New York's momma can be straight ignorant sometimes. But her disdain for Chance, the thug New York immediately fell for, is gold. Pure Reality TV Gold! She called dude a "freakin' big mouth punk" and blew smoke in his face.
Go momma!!!
Sadly, I'm sure he'll end up in the Top five because NY was practically creaming herself the second he opened his mouth.
Sorry momma.
I Love New York is everything trashy TV should be: loud, wrong and raw. Granted, I won't be juggling anything to watch it. But if I run across it and nothing else is on, I'll tune in. Nothing wrong with rubber necking at a good train wreck as long as noone gets hurt.
Ooh which, by the way, didja watch Dirt last night? Courtney Cox's new show.

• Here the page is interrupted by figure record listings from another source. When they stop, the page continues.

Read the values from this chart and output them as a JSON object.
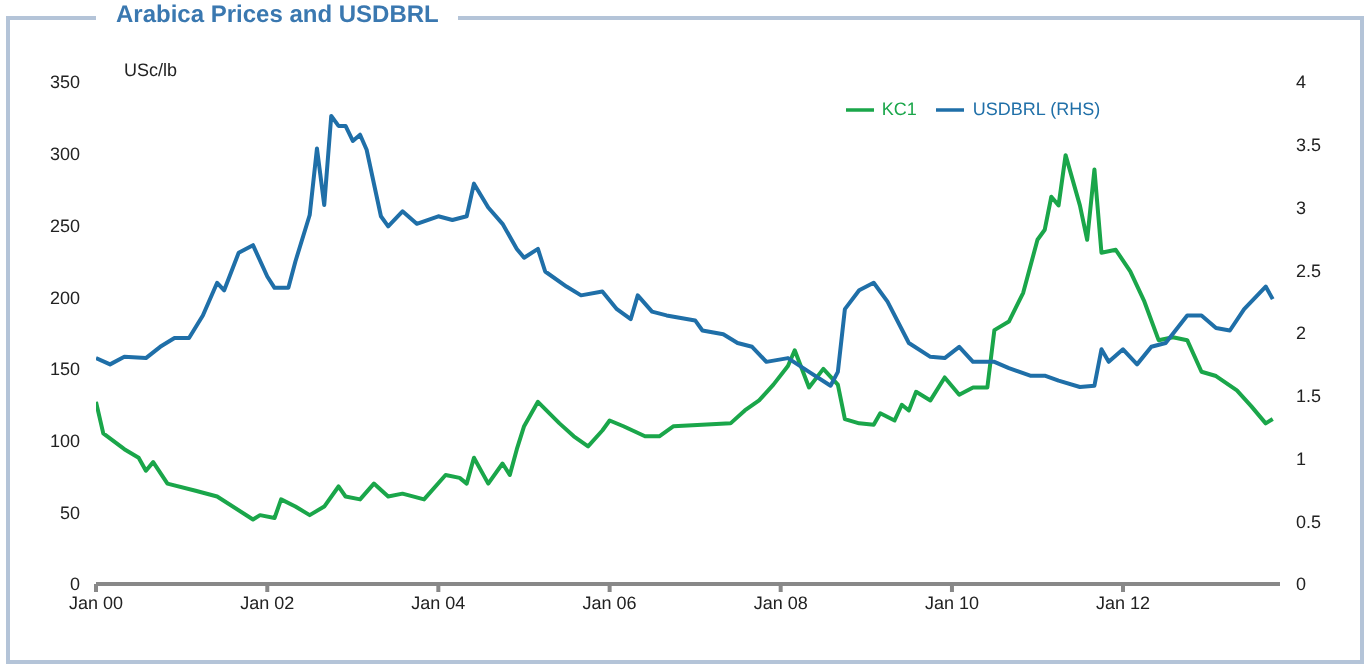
{
  "chart_data": {
    "type": "line",
    "title": "Arabica Prices and USDBRL",
    "ylabel": "USc/lb",
    "legend": "top",
    "marker": "none",
    "xlim": [
      "2000-01",
      "2013-11"
    ],
    "xticks": [
      {
        "value": "2000-01",
        "label": "Jan 00"
      },
      {
        "value": "2002-01",
        "label": "Jan 02"
      },
      {
        "value": "2004-01",
        "label": "Jan 04"
      },
      {
        "value": "2006-01",
        "label": "Jan 06"
      },
      {
        "value": "2008-01",
        "label": "Jan 08"
      },
      {
        "value": "2010-01",
        "label": "Jan 10"
      },
      {
        "value": "2012-01",
        "label": "Jan 12"
      }
    ],
    "ylim": [
      0,
      350
    ],
    "yticks": [
      0,
      50,
      100,
      150,
      200,
      250,
      300,
      350
    ],
    "y2lim": [
      0,
      4
    ],
    "y2ticks": [
      0,
      0.5,
      1,
      1.5,
      2,
      2.5,
      3,
      3.5,
      4
    ],
    "series": [
      {
        "name": "KC1",
        "color": "#1aa64a",
        "x": [
          "2000-01",
          "2000-02",
          "2000-05",
          "2000-07",
          "2000-08",
          "2000-09",
          "2000-11",
          "2001-03",
          "2001-06",
          "2001-11",
          "2001-12",
          "2002-02",
          "2002-03",
          "2002-05",
          "2002-07",
          "2002-09",
          "2002-11",
          "2002-12",
          "2003-02",
          "2003-04",
          "2003-06",
          "2003-08",
          "2003-11",
          "2004-02",
          "2004-04",
          "2004-05",
          "2004-06",
          "2004-08",
          "2004-10",
          "2004-11",
          "2004-12",
          "2005-01",
          "2005-03",
          "2005-06",
          "2005-08",
          "2005-10",
          "2005-12",
          "2006-01",
          "2006-03",
          "2006-06",
          "2006-08",
          "2006-10",
          "2007-06",
          "2007-08",
          "2007-10",
          "2007-12",
          "2008-02",
          "2008-03",
          "2008-05",
          "2008-07",
          "2008-09",
          "2008-10",
          "2008-12",
          "2009-02",
          "2009-03",
          "2009-05",
          "2009-06",
          "2009-07",
          "2009-08",
          "2009-10",
          "2009-12",
          "2010-02",
          "2010-04",
          "2010-06",
          "2010-07",
          "2010-09",
          "2010-11",
          "2011-01",
          "2011-02",
          "2011-03",
          "2011-04",
          "2011-05",
          "2011-07",
          "2011-08",
          "2011-09",
          "2011-10",
          "2011-12",
          "2012-02",
          "2012-04",
          "2012-06",
          "2012-08",
          "2012-10",
          "2012-12",
          "2013-02",
          "2013-05",
          "2013-07",
          "2013-09",
          "2013-10"
        ],
        "values": [
          127,
          105,
          94,
          88,
          79,
          85,
          70,
          65,
          61,
          45,
          48,
          46,
          59,
          54,
          48,
          54,
          68,
          61,
          59,
          70,
          61,
          63,
          59,
          76,
          74,
          70,
          88,
          70,
          84,
          76,
          94,
          110,
          127,
          112,
          103,
          96,
          107,
          114,
          110,
          103,
          103,
          110,
          112,
          121,
          128,
          139,
          152,
          163,
          137,
          150,
          139,
          115,
          112,
          111,
          119,
          114,
          125,
          121,
          134,
          128,
          144,
          132,
          137,
          137,
          177,
          183,
          203,
          240,
          247,
          270,
          264,
          299,
          264,
          240,
          289,
          231,
          233,
          218,
          197,
          170,
          172,
          170,
          148,
          145,
          135,
          124,
          112,
          115
        ]
      },
      {
        "name": "USDBRL (RHS)",
        "color": "#1f6fa8",
        "axis": "y2",
        "x": [
          "2000-01",
          "2000-03",
          "2000-05",
          "2000-08",
          "2000-10",
          "2000-12",
          "2001-02",
          "2001-04",
          "2001-06",
          "2001-07",
          "2001-09",
          "2001-11",
          "2002-01",
          "2002-02",
          "2002-04",
          "2002-05",
          "2002-07",
          "2002-08",
          "2002-09",
          "2002-10",
          "2002-11",
          "2002-12",
          "2003-01",
          "2003-02",
          "2003-03",
          "2003-05",
          "2003-06",
          "2003-08",
          "2003-10",
          "2004-01",
          "2004-03",
          "2004-05",
          "2004-06",
          "2004-08",
          "2004-10",
          "2004-12",
          "2005-01",
          "2005-03",
          "2005-04",
          "2005-07",
          "2005-09",
          "2005-12",
          "2006-02",
          "2006-04",
          "2006-05",
          "2006-07",
          "2006-09",
          "2007-01",
          "2007-02",
          "2007-05",
          "2007-07",
          "2007-09",
          "2007-11",
          "2008-02",
          "2008-05",
          "2008-08",
          "2008-09",
          "2008-10",
          "2008-12",
          "2009-02",
          "2009-04",
          "2009-07",
          "2009-10",
          "2009-12",
          "2010-02",
          "2010-04",
          "2010-07",
          "2010-09",
          "2010-12",
          "2011-02",
          "2011-04",
          "2011-07",
          "2011-09",
          "2011-10",
          "2011-11",
          "2012-01",
          "2012-03",
          "2012-05",
          "2012-07",
          "2012-10",
          "2012-12",
          "2013-02",
          "2013-04",
          "2013-06",
          "2013-09",
          "2013-10"
        ],
        "values": [
          1.8,
          1.75,
          1.81,
          1.8,
          1.89,
          1.96,
          1.96,
          2.14,
          2.4,
          2.34,
          2.64,
          2.7,
          2.45,
          2.36,
          2.36,
          2.57,
          2.94,
          3.47,
          3.02,
          3.73,
          3.65,
          3.65,
          3.53,
          3.58,
          3.46,
          2.93,
          2.85,
          2.97,
          2.87,
          2.93,
          2.9,
          2.93,
          3.19,
          3.0,
          2.87,
          2.67,
          2.6,
          2.67,
          2.49,
          2.37,
          2.3,
          2.33,
          2.19,
          2.11,
          2.3,
          2.17,
          2.14,
          2.1,
          2.02,
          1.99,
          1.92,
          1.89,
          1.77,
          1.8,
          1.69,
          1.58,
          1.69,
          2.19,
          2.34,
          2.4,
          2.25,
          1.92,
          1.81,
          1.8,
          1.89,
          1.77,
          1.77,
          1.72,
          1.66,
          1.66,
          1.62,
          1.57,
          1.58,
          1.87,
          1.77,
          1.87,
          1.75,
          1.89,
          1.92,
          2.14,
          2.14,
          2.04,
          2.02,
          2.19,
          2.37,
          2.27
        ]
      }
    ]
  }
}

Parts of it felt contrived as all hell (Lucy's one nighter, blackmailing the young hungry actor for juicy celeb dirt, and Lucy firing a staffer for calling her a bitch via text), still, not a bad way to spend a hour. I'm curious if the storylines will get a tad more believable.
Then again, what do I know? I'm about as far out of the Hollywood loop as you can get. For all I know the portrayal could be dead on. Still, my gut says if they don't tighten up the storylines and characterization they'll lose people...probably to something mindless and (just barely)less contrived like I Love New York.
2 Comments:
As much as I can't stand New York - I will be catching at least a few of the episodes. It's amazing how people of such little talent can get their own show. When I told my 14 year old son that New York had a show, he said "That's it, I'm going to create my own show too." Although he's about to start Drama Classes soon because of his "class clown" wit he inherited from his Dad, I don't think he can touch that raw ignorant drama that New York posesses nor do I think I would want him to.
I did catch "Dirt" with Courtney Cox and I must say that has taken the place of Nip/Tuck for me.
As much as I can't stand New York - I will be catching at least a few of the episodes
My sentiments exactly.
I'm always torn about "hating" someone on a reality TV show because they're not acting. But I swear, these people set themselves up for it.
What I can't stomach are RTV "stars" who think they can truly act. Give me a break!
Dirt is a good stand-in for Nip/Tuck. I usually don't like pilots because they tend to be so weak.
But it showed potential. I have high hopes for it.